Ex-Athletico e Inter, Perdigão analisa final e espera por gols

  • PorLara Mota, especial para a Gazeta do Povo
  • 09/09/2019 20:00
Perdigão avalia a final da Copa do Brasil entre Athletico x Internacional
Perdigão avalia a final da Copa do Brasil entre Athletico x Internacional| Foto: Reprodução/Instagram

Perdigão é um dos nomes mais folclóricos do futebol brasileiro, pela irreverência e pelo estilo raiz. Mas a história dele no Athletico e no Internacional vai além do personagem.

O ex-meia jogou no Furação em duas oportunidades: nas temporadas de 1997 e 98 e no ano 2000. Teve vínculo com o clube até 2004 e chegou ao Colorado em 2005, entrando para a história junto com o elenco campeão mundial em 2006.

Hoje o ex-jogador mora em Curitiba, joga no time máster do Athletico e viaja o país em eventos ligados ao Inter.

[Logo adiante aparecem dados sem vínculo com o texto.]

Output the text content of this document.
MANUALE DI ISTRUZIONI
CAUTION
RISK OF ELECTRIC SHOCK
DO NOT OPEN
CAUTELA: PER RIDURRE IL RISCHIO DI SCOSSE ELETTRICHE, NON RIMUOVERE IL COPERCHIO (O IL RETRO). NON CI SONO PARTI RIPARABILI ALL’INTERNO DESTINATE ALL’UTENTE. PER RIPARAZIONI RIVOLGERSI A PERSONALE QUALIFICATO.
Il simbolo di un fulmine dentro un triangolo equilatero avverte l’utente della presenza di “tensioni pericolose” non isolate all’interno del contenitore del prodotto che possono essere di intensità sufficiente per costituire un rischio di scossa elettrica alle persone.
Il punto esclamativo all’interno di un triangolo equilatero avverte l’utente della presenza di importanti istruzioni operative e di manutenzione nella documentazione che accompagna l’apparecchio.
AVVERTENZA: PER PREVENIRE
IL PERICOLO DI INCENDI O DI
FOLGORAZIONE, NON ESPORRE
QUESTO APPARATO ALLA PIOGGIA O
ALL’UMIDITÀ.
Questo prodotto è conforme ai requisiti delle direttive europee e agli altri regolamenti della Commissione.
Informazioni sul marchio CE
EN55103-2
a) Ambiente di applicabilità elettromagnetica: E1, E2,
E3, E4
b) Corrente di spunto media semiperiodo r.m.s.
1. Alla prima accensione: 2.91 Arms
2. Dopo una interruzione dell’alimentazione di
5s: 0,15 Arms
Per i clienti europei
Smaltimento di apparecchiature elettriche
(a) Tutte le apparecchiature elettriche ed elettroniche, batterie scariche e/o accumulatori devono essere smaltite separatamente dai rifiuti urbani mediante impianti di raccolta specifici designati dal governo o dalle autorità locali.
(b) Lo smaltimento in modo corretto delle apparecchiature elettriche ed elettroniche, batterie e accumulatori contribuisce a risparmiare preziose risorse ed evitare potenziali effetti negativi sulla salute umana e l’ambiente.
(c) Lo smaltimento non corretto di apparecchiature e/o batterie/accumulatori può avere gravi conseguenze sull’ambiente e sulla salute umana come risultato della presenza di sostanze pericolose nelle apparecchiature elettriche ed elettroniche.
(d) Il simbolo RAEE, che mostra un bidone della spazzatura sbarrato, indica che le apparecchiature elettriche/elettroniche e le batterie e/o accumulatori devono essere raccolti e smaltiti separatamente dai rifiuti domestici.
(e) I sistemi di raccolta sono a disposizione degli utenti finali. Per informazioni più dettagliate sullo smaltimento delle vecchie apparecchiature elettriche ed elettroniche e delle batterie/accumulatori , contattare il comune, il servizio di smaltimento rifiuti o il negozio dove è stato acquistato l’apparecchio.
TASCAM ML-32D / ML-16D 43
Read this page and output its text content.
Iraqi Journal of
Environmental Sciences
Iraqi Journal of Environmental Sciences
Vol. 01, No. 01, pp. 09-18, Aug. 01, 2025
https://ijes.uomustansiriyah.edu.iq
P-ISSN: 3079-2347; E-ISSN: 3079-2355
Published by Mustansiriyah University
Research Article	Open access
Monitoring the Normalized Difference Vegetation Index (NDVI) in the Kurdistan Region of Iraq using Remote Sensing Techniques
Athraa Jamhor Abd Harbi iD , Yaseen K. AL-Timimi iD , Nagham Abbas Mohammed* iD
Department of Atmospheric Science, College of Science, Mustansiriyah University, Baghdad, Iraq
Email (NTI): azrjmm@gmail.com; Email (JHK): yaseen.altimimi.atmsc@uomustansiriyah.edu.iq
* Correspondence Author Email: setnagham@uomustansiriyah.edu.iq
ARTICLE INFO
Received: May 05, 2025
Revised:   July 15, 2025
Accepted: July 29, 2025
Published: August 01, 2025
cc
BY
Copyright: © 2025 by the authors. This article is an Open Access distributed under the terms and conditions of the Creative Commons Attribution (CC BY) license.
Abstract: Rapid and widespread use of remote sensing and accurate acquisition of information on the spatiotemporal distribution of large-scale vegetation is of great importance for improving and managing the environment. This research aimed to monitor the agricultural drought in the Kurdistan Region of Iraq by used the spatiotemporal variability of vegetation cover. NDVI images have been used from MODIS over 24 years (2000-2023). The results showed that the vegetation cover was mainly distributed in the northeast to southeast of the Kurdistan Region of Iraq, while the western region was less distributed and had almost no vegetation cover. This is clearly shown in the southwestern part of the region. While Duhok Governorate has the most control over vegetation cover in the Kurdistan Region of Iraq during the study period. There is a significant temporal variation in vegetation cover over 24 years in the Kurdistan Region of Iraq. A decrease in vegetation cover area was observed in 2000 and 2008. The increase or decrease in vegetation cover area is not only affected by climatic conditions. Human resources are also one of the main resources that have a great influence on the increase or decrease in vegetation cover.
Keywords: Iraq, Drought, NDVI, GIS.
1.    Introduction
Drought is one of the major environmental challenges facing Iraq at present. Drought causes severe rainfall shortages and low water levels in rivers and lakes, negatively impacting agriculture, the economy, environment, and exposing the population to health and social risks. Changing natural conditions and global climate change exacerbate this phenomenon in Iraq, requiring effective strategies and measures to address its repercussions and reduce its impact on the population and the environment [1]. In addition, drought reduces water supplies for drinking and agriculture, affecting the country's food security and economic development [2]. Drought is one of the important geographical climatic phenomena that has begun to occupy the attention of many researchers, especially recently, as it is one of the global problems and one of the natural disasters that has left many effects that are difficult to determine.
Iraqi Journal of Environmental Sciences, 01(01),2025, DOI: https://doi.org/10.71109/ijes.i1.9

A final da Copa do Brasil é um daqueles momentos em que não dá para revelar a torcida por ninguém. "Os dois chegam com 50% de chances de ser campeão", diz Perdigão. "Não é ficar em cima do muro, mas tenho carinho pelos dois. Sou de Curitiba, fui novo para o Athletico, aprendi muito lá. Mas em termos de jogo, de clube, onde eu apareci mais foi no Inter", completa.

Os números comprovam. Com a camisa do Furacão, foram 20 jogos, três gols e um título Paranaense em 1998. No Colorado, foram 72 partidas, um gol, e dois vice-campeonatos brasileiros (2005 e 2006), o título da Libertadores (2006), o Mundial de Clubes da FIFA (2006) e a Recopa Sul-Americana (2007).

"Se eu não ganho o que eu ganhei no Inter eu seria só mais um jogador, porque o que conta é o titulo. Tem um monte de jogador bom que não ganhou nada. O que deixa marcado para sempre é o titulo. Se eu não tivesse ganho seria só mais um para as estatísticas", enfatiza.

Hoje ele tem amigos nos dois clubes, mas mantém um contato maior com os ex-companheiros de Athletico que jogam com ele no time máster.

Time que tem Perdigão, Gabiru, Paulo Miranda, Marcão, Nem, Rogério Corrêa, Cocito, Gustavo, Clóvis, Paulinho, Guni, Leomar, entre outros. "Eu tenho ficado no banco. Calor danado, vou jogar para quê? (Risos) Eu vou fazer foto e dar risada, a gente vai para se divertir!", conta o meia.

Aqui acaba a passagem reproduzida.